A heavy slate of early-January data offered a nuanced snapshot of the late-2025 U.S. economy, revealing a labor market that is cooling but still fundamentally intact alongside shifting dynamics in trade. As it relates to the labor market, we learned the following:
- JOLTS (Job Openings and Labor Turnover Survey) data for December, released last Wednesday, suggested some cooling in job openings from prior months but continued turnover dynamics, with hires and quits exhibiting mixed patterns depending on sector and region. The JOLTS framework often shows openings remaining elevated relative to historical norms, even as hiring slows in certain periods, which can impact wages and consumer confidence.
- On Thursday, weekly initial claims for unemployment pointed to a still-resilient labor market, with claims hovering near historically low ranges or modest increases around year-end adjustments, indicating continued job stability for many workers.
- The Employment Situation report released on January 9, 2026, showed that the U.S. labor market ended 2025 in a markedly slower gear, with nonfarm payrolls rising by only 50,000 jobs in December and prior months revised lower, leaving annual job gains at about 584,000, the weakest year of growth outside a recession in more than two decades. However, the U-3 unemployment rate edged down to 4.4% as the household survey recorded a larger increase in employment and a slight dip in labor force participation. In addition, the broader U-6 unemployment rate fell to 8.4%, partly due to fewer people working part-time for economic reasons. Job growth was concentrated in services—especially restaurants and bars, health care, and social assistance—while retail continued to shed jobs. Policymakers and strategists will likely continue to assess how much further the labor market may cool in 2026.
The U.S. trade deficit six months into President Donald Trump’s tariffs tumbled to its lowest level since mid-2009, with the Commerce Department reporting that, as exports rose. Imports fell, and the trade shortfall narrowed to just $29.4 billion for October, a 39% decline from the prior month, as exports increased by 2.6%. Imports slipped 3.2%, bringing the deficit to its smallest level since the second quarter of 2009, when the U.S. was emerging from the financial crisis and Great Recession. The figures capture trade activity following the launch of Trump’s “liberation day” tariffs in April 2025, which many economists and policymakers initially feared would backfire by provoking retaliation and slowing global flows of goods and services.
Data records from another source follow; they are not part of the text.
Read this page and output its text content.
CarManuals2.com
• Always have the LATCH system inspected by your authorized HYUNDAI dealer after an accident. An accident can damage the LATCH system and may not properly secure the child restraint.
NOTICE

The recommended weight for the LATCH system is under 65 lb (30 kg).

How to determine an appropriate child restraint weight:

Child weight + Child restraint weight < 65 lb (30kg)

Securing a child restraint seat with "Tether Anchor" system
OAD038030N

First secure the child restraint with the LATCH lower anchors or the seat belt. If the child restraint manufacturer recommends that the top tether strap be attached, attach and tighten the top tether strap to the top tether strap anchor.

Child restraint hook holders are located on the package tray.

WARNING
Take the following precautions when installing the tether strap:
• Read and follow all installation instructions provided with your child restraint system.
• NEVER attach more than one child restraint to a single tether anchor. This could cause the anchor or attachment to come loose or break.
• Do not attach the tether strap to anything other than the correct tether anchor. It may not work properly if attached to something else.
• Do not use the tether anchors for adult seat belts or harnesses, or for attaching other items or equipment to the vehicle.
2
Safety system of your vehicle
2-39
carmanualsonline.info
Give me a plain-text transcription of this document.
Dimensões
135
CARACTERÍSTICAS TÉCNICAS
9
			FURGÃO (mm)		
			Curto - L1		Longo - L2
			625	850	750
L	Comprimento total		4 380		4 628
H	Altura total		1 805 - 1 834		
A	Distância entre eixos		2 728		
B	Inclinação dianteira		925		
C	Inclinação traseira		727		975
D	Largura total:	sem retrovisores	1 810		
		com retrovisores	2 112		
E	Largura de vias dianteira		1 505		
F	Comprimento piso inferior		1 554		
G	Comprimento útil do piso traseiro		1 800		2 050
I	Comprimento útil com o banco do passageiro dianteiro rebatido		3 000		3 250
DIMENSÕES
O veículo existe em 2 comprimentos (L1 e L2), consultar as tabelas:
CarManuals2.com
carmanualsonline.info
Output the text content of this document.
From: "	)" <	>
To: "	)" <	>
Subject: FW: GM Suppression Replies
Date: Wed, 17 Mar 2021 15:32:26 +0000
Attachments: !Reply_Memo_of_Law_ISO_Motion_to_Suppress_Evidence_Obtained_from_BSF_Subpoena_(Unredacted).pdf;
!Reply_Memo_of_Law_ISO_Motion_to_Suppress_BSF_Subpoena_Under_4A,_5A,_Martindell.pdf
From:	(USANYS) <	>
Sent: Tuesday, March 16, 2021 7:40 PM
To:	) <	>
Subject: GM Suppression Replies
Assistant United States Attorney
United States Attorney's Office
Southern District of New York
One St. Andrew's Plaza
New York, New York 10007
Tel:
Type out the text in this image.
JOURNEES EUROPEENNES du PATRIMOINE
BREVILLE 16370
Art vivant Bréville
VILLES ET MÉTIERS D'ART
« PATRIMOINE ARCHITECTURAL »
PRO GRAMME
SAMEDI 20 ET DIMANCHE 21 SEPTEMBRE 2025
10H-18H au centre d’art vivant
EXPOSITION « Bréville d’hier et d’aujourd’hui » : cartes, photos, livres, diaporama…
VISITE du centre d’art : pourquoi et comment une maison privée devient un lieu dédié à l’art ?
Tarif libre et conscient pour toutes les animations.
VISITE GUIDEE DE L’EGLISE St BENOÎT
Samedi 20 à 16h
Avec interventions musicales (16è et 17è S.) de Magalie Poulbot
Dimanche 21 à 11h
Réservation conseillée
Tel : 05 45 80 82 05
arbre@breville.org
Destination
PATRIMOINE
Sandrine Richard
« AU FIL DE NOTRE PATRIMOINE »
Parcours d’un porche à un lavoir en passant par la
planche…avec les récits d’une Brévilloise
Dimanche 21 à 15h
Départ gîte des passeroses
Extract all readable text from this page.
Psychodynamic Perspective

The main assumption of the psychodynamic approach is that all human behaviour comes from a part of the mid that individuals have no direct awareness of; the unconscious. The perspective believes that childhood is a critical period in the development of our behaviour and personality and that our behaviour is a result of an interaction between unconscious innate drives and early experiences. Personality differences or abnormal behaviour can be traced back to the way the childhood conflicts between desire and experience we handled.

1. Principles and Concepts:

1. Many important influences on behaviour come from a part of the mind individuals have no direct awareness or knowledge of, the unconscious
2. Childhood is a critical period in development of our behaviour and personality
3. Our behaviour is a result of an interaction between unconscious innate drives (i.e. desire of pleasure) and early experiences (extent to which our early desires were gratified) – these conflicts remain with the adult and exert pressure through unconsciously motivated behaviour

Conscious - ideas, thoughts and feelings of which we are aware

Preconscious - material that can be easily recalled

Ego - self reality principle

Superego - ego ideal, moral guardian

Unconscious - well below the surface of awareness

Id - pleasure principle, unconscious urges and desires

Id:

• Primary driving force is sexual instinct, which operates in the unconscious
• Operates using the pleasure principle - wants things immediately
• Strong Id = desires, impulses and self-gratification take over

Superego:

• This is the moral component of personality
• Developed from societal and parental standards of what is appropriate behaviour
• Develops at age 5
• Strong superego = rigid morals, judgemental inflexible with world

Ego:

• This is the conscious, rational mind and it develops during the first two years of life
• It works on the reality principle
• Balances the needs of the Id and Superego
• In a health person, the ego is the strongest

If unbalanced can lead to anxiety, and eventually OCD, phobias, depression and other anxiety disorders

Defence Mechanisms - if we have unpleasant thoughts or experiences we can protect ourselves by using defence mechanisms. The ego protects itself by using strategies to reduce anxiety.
These economic reports portray an economy in transition, with a labor market that remains fundamentally resilient but is losing momentum, while trade and external demand are exhibiting signs of relative strength.
Best wishes for the week ahead!
Equity and Fixed Income Index returns sourced from Bloomberg on 1/9/26. The JOLTS and Employment Situation reports were sourced from the Bureau of Labor Statistics. Weekly Jobless Claims were sourced from the U.S. Department of Labor. Trade deficit data was sourced from the Commerce Department. Calendar Data from Econoday as of 1/9/26. International developed markets are measured by the MSCI EAFE Index, emerging markets are measured by the MSCI EM Index, and U.S. Large Caps are defined by the S&P 500 Index. Sector performance is measured using the GICS methodology.
Disclosures: Past performance does not guarantee future results. We have taken this information from sources that we believe to be reliable and accurate. Hennion and Walsh cannot guarantee the accuracy of said information and cannot be held liable. You cannot invest directly in an index. Diversification can help mitigate the risk and volatility in your portfolio but does not ensure a profit or guarantee against a loss.